The Velveteen Daughter



Weeks went by, and I began to worry. We hadn’t heard a word from Diccon. Pamela ran out every day to get the mail, came back disappointed.

I tried to prepare her for the possibility that he might not be able to make it. Unavoidable things happen, I said. Diccon’s mother may have taken ill, or perhaps he’d had a job offer he couldn’t refuse.

But Pamela was adamant.

“He promised he’d come see us in the summertime, didn’t he?” she would say. “He’ll be here, he won’t forget.”

Still, I worried.





pamela


Miss Betts was not cooperating. It was a hot evening with only the occasional whisper of an ocean breeze to stir the heavy air, and I was crouched on the farmhouse porch trying to tie a magenta ribbon around the cat’s neck. We’d had a jolly picnic earlier, a fortieth birthday celebration for Mam, and the ribbon was from the flowered hat box, Daddy’s gift—a wonderful, drapey straw hat from Miss Emma’s Dry Goods that my mother had been coveting.

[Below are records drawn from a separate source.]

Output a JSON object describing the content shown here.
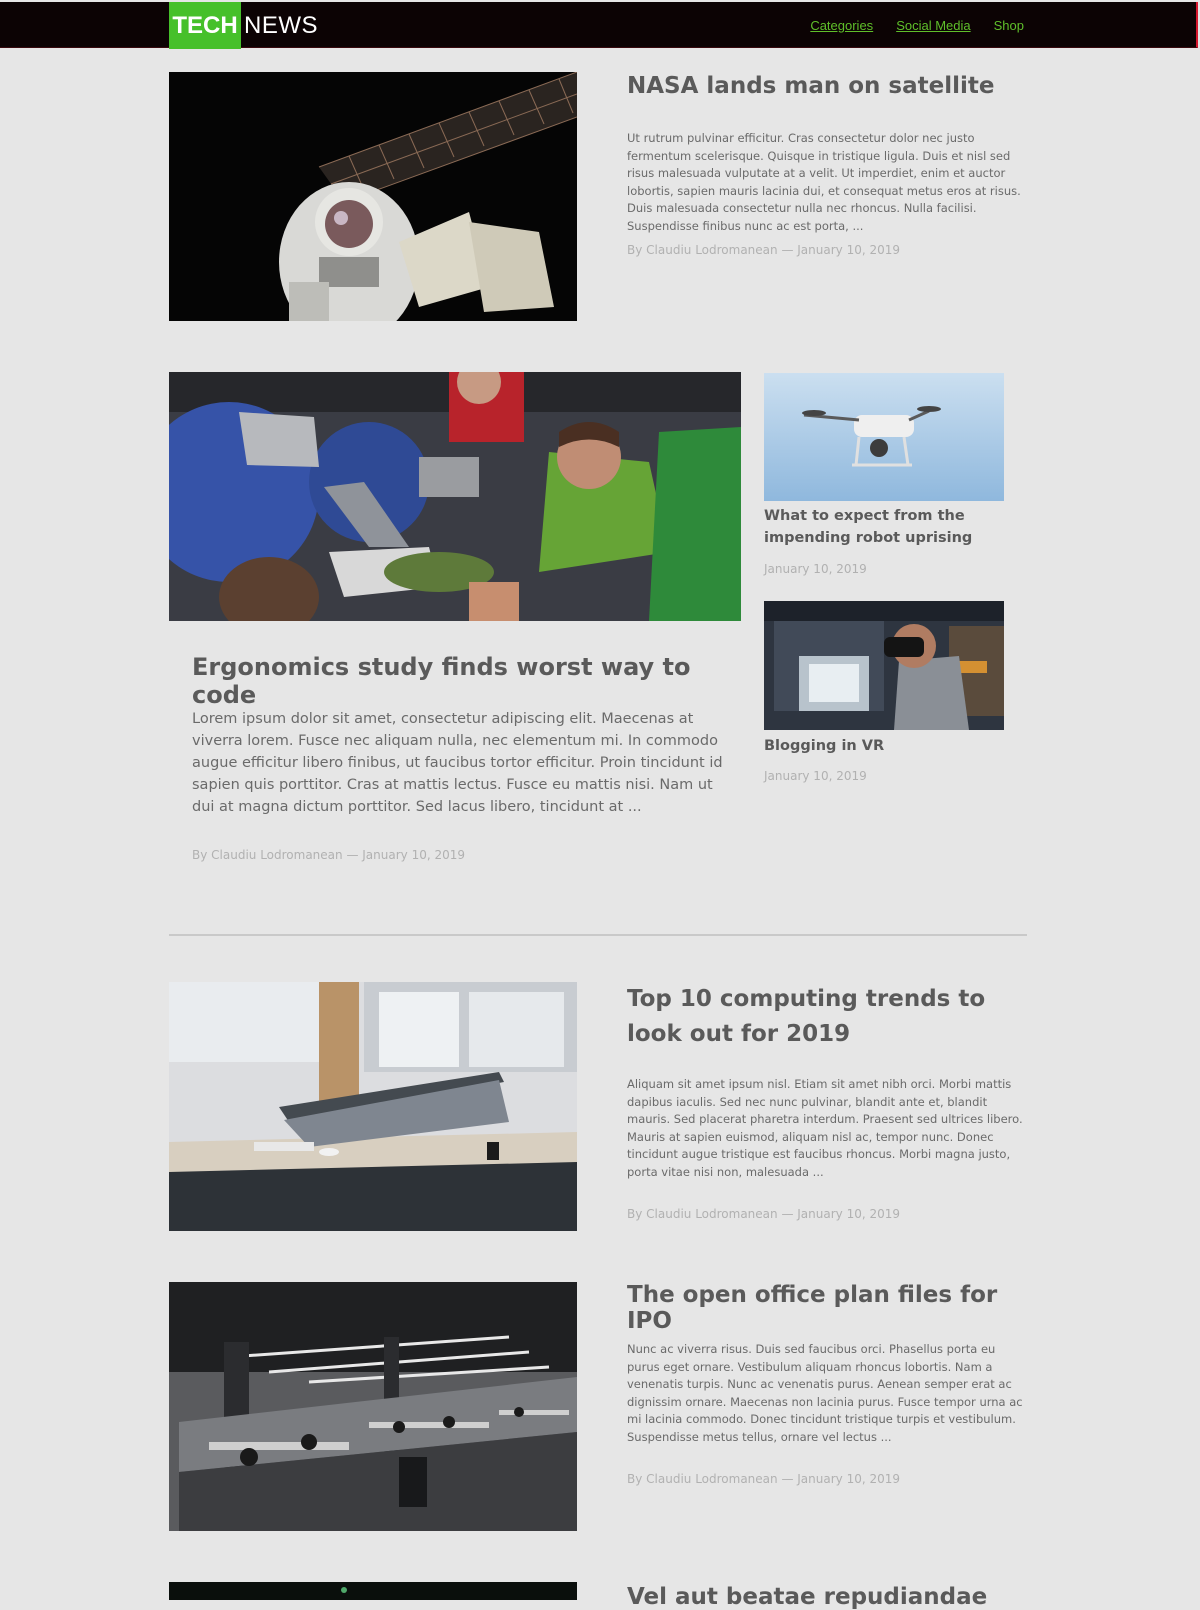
{
  "header": {
    "logo_tech": "TECH",
    "logo_news": "NEWS",
    "nav": [
      "Categories",
      "Social Media",
      "Shop"
    ]
  },
  "featured": {
    "title": "NASA lands man on satellite",
    "excerpt": "Ut rutrum pulvinar efficitur. Cras consectetur dolor nec justo fermentum scelerisque. Quisque in tristique ligula. Duis et nisl sed risus malesuada vulputate at a velit. Ut imperdiet, enim et auctor lobortis, sapien mauris lacinia dui, et consequat metus eros at risus. Duis malesuada consectetur nulla nec rhoncus. Nulla facilisi. Suspendisse finibus nunc ac est porta, ...",
    "meta": "By Claudiu Lodromanean — January 10, 2019"
  },
  "main_story": {
    "title": "Ergonomics study finds worst way to code",
    "excerpt": "Lorem ipsum dolor sit amet, consectetur adipiscing elit. Maecenas at viverra lorem. Fusce nec aliquam nulla, nec elementum mi. In commodo augue efficitur libero finibus, ut faucibus tortor efficitur. Proin tincidunt id sapien quis porttitor. Cras at mattis lectus. Fusce eu mattis nisi. Nam ut dui at magna dictum porttitor. Sed lacus libero, tincidunt at ...",
    "meta": "By Claudiu Lodromanean — January 10, 2019"
  },
  "side_stories": [
    {
      "title": "What to expect from the impending robot uprising",
      "date": "January 10, 2019"
    },
    {
      "title": "Blogging in VR",
      "date": "January 10, 2019"
    }
  ],
  "articles": [
    {
      "title": "Top 10 computing trends to look out for 2019",
      "excerpt": "Aliquam sit amet ipsum nisl. Etiam sit amet nibh orci. Morbi mattis dapibus iaculis. Sed nec nunc pulvinar, blandit ante et, blandit mauris. Sed placerat pharetra interdum. Praesent sed ultrices libero. Mauris at sapien euismod, aliquam nisl ac, tempor nunc. Donec tincidunt augue tristique est faucibus rhoncus. Morbi magna justo, porta vitae nisi non, malesuada ...",
      "meta": "By Claudiu Lodromanean — January 10, 2019"
    },
    {
      "title": "The open office plan files for IPO",
      "excerpt": "Nunc ac viverra risus. Duis sed faucibus orci. Phasellus porta eu purus eget ornare. Vestibulum aliquam rhoncus lobortis. Nam a venenatis turpis. Nunc ac venenatis purus. Aenean semper erat ac dignissim ornare. Maecenas non lacinia purus. Fusce tempor urna ac mi lacinia commodo. Donec tincidunt tristique turpis et vestibulum. Suspendisse metus tellus, ornare vel lectus ...",
      "meta": "By Claudiu Lodromanean — January 10, 2019"
    },
    {
      "title": "Vel aut beatae repudiandae"
    }
  ],
  "colors": {
    "background": "#e6e6e6",
    "header_bg": "#0c0304",
    "brand_green": "#46c02a",
    "nav_link": "#5fbf2a",
    "text": "#5a5a5a",
    "meta": "#b1b1b1"
  }
}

I sensed something moving, and looked up.

Walking from the direction of the beach towards the house was a man carrying a large satchel. It looked as if it was a struggle for him to move forward at all. At first I wasn’t sure, but then he put down his bag to lift his cap in a wave, and my heart lurched. I ran down the steps.

“Diccon! Oh, my God, Diccon, you’re here!”

I stopped just short, unsure once again. This Diccon had a scraggly beard and bloodshot eyes and dirty clothes. He looked emaciated, older. He almost seemed an imposter. But then he grinned, and he was Diccon again.

“Don’t stand there looking at me like that, Pamela . . . perhaps I should turn round and go back?”

“Oh, no, Diccon, it’s just that when—”

Behind us the porch door banged, and Mam flew across the lawn. She didn’t hesitate—she threw her arms around Diccon.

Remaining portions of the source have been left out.